For the rest, I consider that which I have succeeded in making my own in these two volumes, and which I have some title to regard as the ornament of my own existence, with deep-felt gratitude as the gift of Providence, and I have a certain confidence that the world with which I share it will also feel gratitude towards me.

I think that these conversations not only contain many valuable explanations and instructions on science, art, and practical life, but that these sketches of Goethe , taken directly from life, will be especially serviceable in completing the portrait which each reader may have formed of Goethe from his manifold works.

Still, I am far from imagining that the whole internal Goethe is here adequately portrayed. We may, with propriety, compare this extraordinary mind and man to a many-sided diamond, which in each direction shines with a different hue. And as, under different circumstances and with different persons, he became another being, so I, too, can only say, in a very modest sense, this is my Goethe .

And this applies not merely to his manner of presenting himself to me, but to my capacity for apprehending and re-producing him. In such cases a takes place, as in a mirror; and it is very seldom that, in passing through another individuality, nothing of the original is lost, and nothing foreign is blended. The representations of the person of Goethe by Rauch , Dawe, Stieler , and David have all a high degree of truth, and yet each bears more or less the stamp of the individuality which produced it. If this can be said of bodily things, how much more does it apply to the fleeting, intangible objects of the mind! However it may be in my case, I trust that all those who, from mental power or personal acquaintance with Goethe , are fitted to judge, will not misinterpret my exertions to attain the greatest possible fidelity.

Having given these explanations as to the manner of apprehending my subject, I have still something to add as to the import of the work.

That which we call the True, even in relation to a single object, is by no means something small, narrow, limited; rather is it, even if something simple, at the same time something comprehensive, which like the various manifestations of a deep and widely reaching natural law, cannot easily be expressed. It cannot be disposed of by a sentence, or by sentence upon sentence, or by sentence opposed to sentence, but, through all these, one attains just an approximation, not the goal itself. So, to give a single instance, Goethe 's detached remarks on poetry often have an appearance of one-sidedness, and indeed often of manifest contradiction. Sometimes he lays all the stress on the material which the world affords; sometimes upon the internal nature of the poet; sometimes the only important point is the subject; sometimes the mode of treating it; sometimes all is made to depend on perfection of form; sometimes upon the spirit, with a neglect of all form.

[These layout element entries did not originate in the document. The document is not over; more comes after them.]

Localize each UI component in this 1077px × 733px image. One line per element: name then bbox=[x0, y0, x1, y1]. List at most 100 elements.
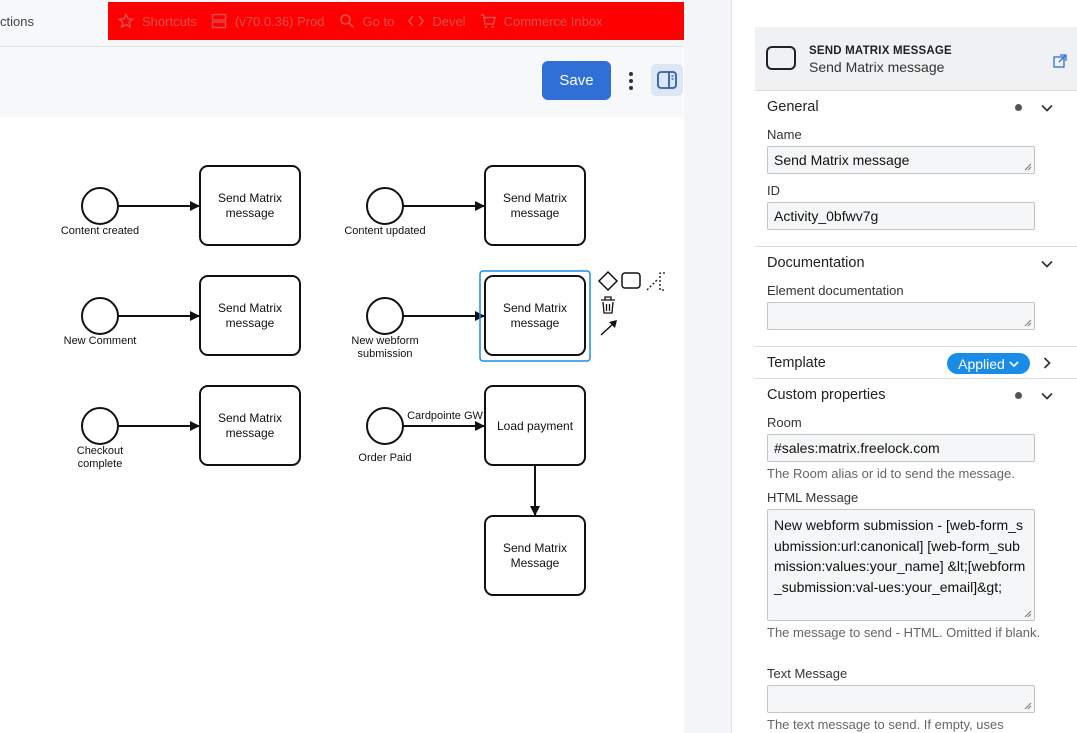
resize-handle-icon[interactable] bbox=[1024, 702, 1032, 710]
documentation-field[interactable] bbox=[767, 302, 1035, 330]
gateway-icon[interactable] bbox=[597, 270, 619, 292]
documentation-label: Element documentation bbox=[767, 283, 904, 298]
external-link-icon[interactable] bbox=[1053, 54, 1067, 68]
room-hint: The Room alias or id to send the message… bbox=[767, 466, 1015, 481]
toggle-panel-button[interactable] bbox=[651, 64, 683, 96]
element-header: SEND MATRIX MESSAGE Send Matrix message bbox=[755, 27, 1077, 91]
section-template[interactable]: Template bbox=[767, 355, 826, 371]
search-icon bbox=[339, 14, 354, 29]
code-icon bbox=[408, 15, 425, 27]
save-button[interactable]: Save bbox=[542, 61, 611, 100]
resize-handle-icon[interactable] bbox=[1024, 610, 1032, 618]
connect-arrow-head bbox=[609, 320, 617, 328]
resize-handle-icon[interactable] bbox=[1024, 319, 1032, 327]
panel-gutter bbox=[684, 0, 732, 733]
properties-panel: SEND MATRIX MESSAGE Send Matrix message … bbox=[732, 0, 1077, 733]
start-event[interactable] bbox=[81, 407, 119, 445]
task-send-matrix-selected[interactable] bbox=[484, 275, 586, 356]
room-label: Room bbox=[767, 415, 802, 430]
trash-icon[interactable] bbox=[601, 296, 615, 314]
name-value: Send Matrix message bbox=[774, 152, 910, 168]
template-status-badge[interactable]: Applied bbox=[947, 353, 1030, 374]
task-send-matrix[interactable] bbox=[199, 385, 301, 466]
chevron-down-icon[interactable] bbox=[1041, 102, 1053, 114]
start-event[interactable] bbox=[366, 407, 404, 445]
name-label: Name bbox=[767, 127, 802, 142]
selection-outline bbox=[479, 270, 591, 362]
cart-icon bbox=[480, 14, 496, 29]
toolbar-label: Devel bbox=[432, 13, 466, 29]
chevron-down-icon[interactable] bbox=[1041, 390, 1053, 402]
task-send-matrix[interactable] bbox=[484, 165, 586, 246]
breadcrumb[interactable]: ctions bbox=[0, 14, 34, 29]
server-icon bbox=[211, 13, 227, 29]
toolbar-devel[interactable]: Devel bbox=[408, 13, 466, 29]
element-type: SEND MATRIX MESSAGE bbox=[809, 45, 952, 57]
html-message-value: New webform submission - [web-form_submi… bbox=[774, 517, 1026, 595]
task-send-matrix[interactable] bbox=[199, 165, 301, 246]
toolbar-label: Shortcuts bbox=[142, 13, 197, 29]
task-label: Load payment bbox=[497, 419, 574, 433]
divider bbox=[755, 378, 1077, 379]
template-status: Applied bbox=[958, 355, 1005, 372]
chevron-right-icon[interactable] bbox=[1041, 357, 1053, 369]
room-field[interactable]: #sales:matrix.freelock.com bbox=[767, 434, 1035, 462]
toolbar-label: (v70.0.36) Prod bbox=[234, 13, 325, 29]
event-label: Content updated bbox=[344, 225, 425, 237]
event-label: Content created bbox=[61, 225, 139, 237]
text-message-label: Text Message bbox=[767, 666, 848, 681]
task-send-matrix[interactable] bbox=[484, 515, 586, 596]
start-event[interactable] bbox=[366, 297, 404, 335]
toolbar-shortcuts[interactable]: Shortcuts bbox=[118, 13, 197, 29]
admin-toolbar: Shortcuts (v70.0.36) Prod Go to Devel Co… bbox=[108, 2, 684, 40]
toolbar-environment[interactable]: (v70.0.36) Prod bbox=[211, 13, 325, 29]
chevron-down-icon[interactable] bbox=[1041, 258, 1053, 270]
text-message-field[interactable] bbox=[767, 685, 1035, 713]
start-event[interactable] bbox=[81, 187, 119, 225]
room-value: #sales:matrix.freelock.com bbox=[774, 440, 940, 456]
start-event[interactable] bbox=[81, 297, 119, 335]
task-icon[interactable] bbox=[621, 272, 641, 289]
sidebar-panel-icon bbox=[657, 71, 677, 89]
more-options-icon[interactable] bbox=[622, 66, 640, 96]
html-message-label: HTML Message bbox=[767, 490, 859, 505]
text-message-hint: The text message to send. If empty, uses bbox=[767, 717, 1004, 732]
toolbar-label: Commerce Inbox bbox=[503, 13, 603, 29]
resize-handle-icon[interactable] bbox=[1024, 163, 1032, 171]
task-send-matrix[interactable] bbox=[199, 275, 301, 356]
chevron-down-icon bbox=[1009, 360, 1019, 367]
toolbar-commerce-inbox[interactable]: Commerce Inbox bbox=[480, 13, 603, 29]
html-message-hint: The message to send - HTML. Omitted if b… bbox=[767, 625, 1041, 640]
name-field[interactable]: Send Matrix message bbox=[767, 146, 1035, 174]
section-general[interactable]: General bbox=[767, 99, 819, 115]
section-documentation[interactable]: Documentation bbox=[767, 255, 865, 271]
star-icon bbox=[118, 13, 134, 29]
divider bbox=[755, 346, 1077, 347]
toolbar-goto[interactable]: Go to bbox=[339, 13, 394, 29]
divider bbox=[755, 246, 1077, 247]
event-label: Order Paid bbox=[358, 452, 411, 464]
id-value: Activity_0bfwv7g bbox=[774, 208, 879, 224]
element-name: Send Matrix message bbox=[809, 59, 945, 75]
task-icon bbox=[766, 46, 796, 70]
id-field[interactable]: Activity_0bfwv7g bbox=[767, 202, 1035, 230]
connect-arrow-icon[interactable] bbox=[600, 322, 615, 336]
html-message-field[interactable]: New webform submission - [web-form_submi… bbox=[767, 509, 1035, 621]
section-custom-properties[interactable]: Custom properties bbox=[767, 387, 886, 403]
annotation-icon[interactable] bbox=[646, 272, 665, 291]
section-dot bbox=[1015, 104, 1022, 111]
flow-label: Cardpointe GW bbox=[407, 410, 483, 422]
event-label: New Comment bbox=[64, 335, 137, 347]
section-dot bbox=[1015, 392, 1022, 399]
start-event[interactable] bbox=[366, 187, 404, 225]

But all these contradictions are single sides of the True, and, taken together, denote the essence of truth itself, and lead to an approximation to it. I have, therefore, been careful, in these and similar cases, not to omit these seeming contradictions, as they were elicited by different occasions, in the course of dissimilar years and hours. I rely on the insight and comprehensive spirit of the cultivated reader, who will not be led astray by any isolated part, but will keep his eye on the whole, and properly arrange and combine each particular.